陈永福喝道:“战阵之上,两军对垒,生死系于一线,只要稍稍疏忽,就有可能犯错,让敌人有机可乘,连累战友死伤,你不懂吗?”
李强拱手道:“陈将军,属下错了,请陈将军责罚!”
陈永福缓缓吐出两个字:“斩了!”
登时,有数名宪兵迈着铿锵的脚步上前,拉住李强,除去他的头盔和刀剑,将他按在将台之下,一名宪兵缓缓抽出长剑,慢慢举过头顶。
李自成大惊失色,他固然知道军法森严,但只因这点小错也要斩首,也未免太过格了。
他见宪兵的长剑就要落下,不禁急忙对范青伸手道:“范青,嗯……顺王,留他一条性命啊!”
李自成自从苏醒以来,明知道范青是顺王,但从不这样称呼他,只是叫他范青。这时心中急迫,又有求于范青,只好叫了一声“顺王!”

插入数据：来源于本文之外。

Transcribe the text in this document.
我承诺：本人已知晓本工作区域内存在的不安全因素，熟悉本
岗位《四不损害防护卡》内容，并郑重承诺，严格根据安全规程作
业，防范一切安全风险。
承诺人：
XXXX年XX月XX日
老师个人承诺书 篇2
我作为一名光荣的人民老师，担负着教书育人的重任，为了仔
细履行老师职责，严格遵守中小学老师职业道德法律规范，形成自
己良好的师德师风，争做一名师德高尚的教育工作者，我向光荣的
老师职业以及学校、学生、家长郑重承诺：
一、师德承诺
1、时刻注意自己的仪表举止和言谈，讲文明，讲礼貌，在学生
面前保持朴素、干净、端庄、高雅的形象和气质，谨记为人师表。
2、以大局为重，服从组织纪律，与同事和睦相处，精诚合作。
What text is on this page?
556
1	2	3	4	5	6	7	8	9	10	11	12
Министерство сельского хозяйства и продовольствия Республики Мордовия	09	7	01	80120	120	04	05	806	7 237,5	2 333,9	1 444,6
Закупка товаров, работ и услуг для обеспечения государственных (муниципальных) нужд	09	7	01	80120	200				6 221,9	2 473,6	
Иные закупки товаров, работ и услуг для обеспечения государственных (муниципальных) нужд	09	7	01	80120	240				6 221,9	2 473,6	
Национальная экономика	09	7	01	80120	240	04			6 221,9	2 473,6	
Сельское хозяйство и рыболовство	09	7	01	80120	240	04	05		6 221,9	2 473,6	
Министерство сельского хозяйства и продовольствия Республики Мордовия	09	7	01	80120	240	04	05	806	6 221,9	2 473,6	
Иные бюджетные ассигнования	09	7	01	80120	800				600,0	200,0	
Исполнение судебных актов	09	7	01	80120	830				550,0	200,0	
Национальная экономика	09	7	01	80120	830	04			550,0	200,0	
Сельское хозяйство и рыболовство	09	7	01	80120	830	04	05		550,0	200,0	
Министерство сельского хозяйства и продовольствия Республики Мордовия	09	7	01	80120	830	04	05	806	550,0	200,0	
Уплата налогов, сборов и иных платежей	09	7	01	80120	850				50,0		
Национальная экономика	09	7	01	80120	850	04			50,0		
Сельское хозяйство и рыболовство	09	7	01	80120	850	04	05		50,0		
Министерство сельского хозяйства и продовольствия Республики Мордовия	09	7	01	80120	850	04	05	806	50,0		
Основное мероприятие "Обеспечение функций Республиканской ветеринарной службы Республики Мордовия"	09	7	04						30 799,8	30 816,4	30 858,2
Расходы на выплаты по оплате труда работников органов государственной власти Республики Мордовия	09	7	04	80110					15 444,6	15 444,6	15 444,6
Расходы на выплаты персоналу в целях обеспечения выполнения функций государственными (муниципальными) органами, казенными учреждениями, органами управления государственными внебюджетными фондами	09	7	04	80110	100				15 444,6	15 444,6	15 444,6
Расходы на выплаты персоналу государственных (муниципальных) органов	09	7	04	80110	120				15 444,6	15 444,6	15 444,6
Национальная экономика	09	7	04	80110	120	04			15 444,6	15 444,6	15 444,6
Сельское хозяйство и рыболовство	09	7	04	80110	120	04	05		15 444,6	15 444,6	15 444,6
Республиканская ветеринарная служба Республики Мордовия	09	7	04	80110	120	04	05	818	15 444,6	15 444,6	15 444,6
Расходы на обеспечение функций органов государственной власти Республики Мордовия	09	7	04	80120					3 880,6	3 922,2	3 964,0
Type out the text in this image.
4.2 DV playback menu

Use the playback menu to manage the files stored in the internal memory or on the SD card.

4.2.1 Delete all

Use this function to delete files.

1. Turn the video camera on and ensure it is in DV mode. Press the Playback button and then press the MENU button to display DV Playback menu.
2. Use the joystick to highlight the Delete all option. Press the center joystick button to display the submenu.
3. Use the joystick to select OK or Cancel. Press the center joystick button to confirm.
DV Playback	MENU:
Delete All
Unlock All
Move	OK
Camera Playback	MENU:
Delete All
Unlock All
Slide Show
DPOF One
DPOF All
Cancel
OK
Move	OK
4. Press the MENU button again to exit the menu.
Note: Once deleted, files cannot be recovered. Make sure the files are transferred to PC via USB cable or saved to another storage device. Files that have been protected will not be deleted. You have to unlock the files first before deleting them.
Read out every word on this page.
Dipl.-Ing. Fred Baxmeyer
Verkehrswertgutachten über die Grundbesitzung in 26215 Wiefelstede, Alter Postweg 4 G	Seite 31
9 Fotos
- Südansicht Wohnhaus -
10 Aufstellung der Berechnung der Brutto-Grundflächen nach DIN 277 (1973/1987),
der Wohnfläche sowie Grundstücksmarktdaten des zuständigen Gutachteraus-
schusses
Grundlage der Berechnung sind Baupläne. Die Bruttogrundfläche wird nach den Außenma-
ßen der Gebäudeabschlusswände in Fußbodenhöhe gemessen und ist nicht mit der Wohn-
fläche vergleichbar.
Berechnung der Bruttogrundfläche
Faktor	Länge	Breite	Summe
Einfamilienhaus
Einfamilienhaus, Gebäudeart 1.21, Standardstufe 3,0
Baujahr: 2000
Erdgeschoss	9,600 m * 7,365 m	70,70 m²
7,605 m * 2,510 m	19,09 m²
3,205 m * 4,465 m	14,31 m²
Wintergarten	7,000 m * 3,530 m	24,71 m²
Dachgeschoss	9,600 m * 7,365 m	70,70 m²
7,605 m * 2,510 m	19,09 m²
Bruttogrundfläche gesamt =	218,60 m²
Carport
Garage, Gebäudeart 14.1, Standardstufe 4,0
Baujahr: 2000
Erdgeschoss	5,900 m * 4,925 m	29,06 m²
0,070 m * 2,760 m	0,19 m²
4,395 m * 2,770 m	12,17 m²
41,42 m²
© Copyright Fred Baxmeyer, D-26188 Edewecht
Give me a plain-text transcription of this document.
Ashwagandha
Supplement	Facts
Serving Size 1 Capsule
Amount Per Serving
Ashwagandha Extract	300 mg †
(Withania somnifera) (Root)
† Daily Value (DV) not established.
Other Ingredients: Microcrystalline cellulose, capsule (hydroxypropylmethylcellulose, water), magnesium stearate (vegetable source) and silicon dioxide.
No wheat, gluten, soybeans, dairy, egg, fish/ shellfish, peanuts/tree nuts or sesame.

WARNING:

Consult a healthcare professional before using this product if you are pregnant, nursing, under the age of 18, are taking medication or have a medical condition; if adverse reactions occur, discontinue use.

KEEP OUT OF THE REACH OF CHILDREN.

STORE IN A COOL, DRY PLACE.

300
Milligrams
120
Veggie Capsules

范青嗯了一声对那名宪兵道:“不必斩首,留他一条性命吧!”那宪兵立刻收起长剑,向范青拱了拱手,退到一边。
范青对将台上的陈永福道:“他见到李哥,心中激动,情不自禁,可以原谅他这一次。”
陈永福拱手道:“顺王赦免他,属下自然应允,不过他扰乱队列,死罪可免,活罪难逃。”
范青不发一言,只是微微点头。陈永福随即命令宪兵打他三十军棍。于是,几名宪兵把李强拖到一边,噼噼啪啪的打起军棍来。整个校场寂然无声,所有兵士目睹这一幕,都认为理所当然,处置得当。这些士兵都很明白军纪,认为李强受到这样的惩罚是应当的,没被斩首已经算幸运的了。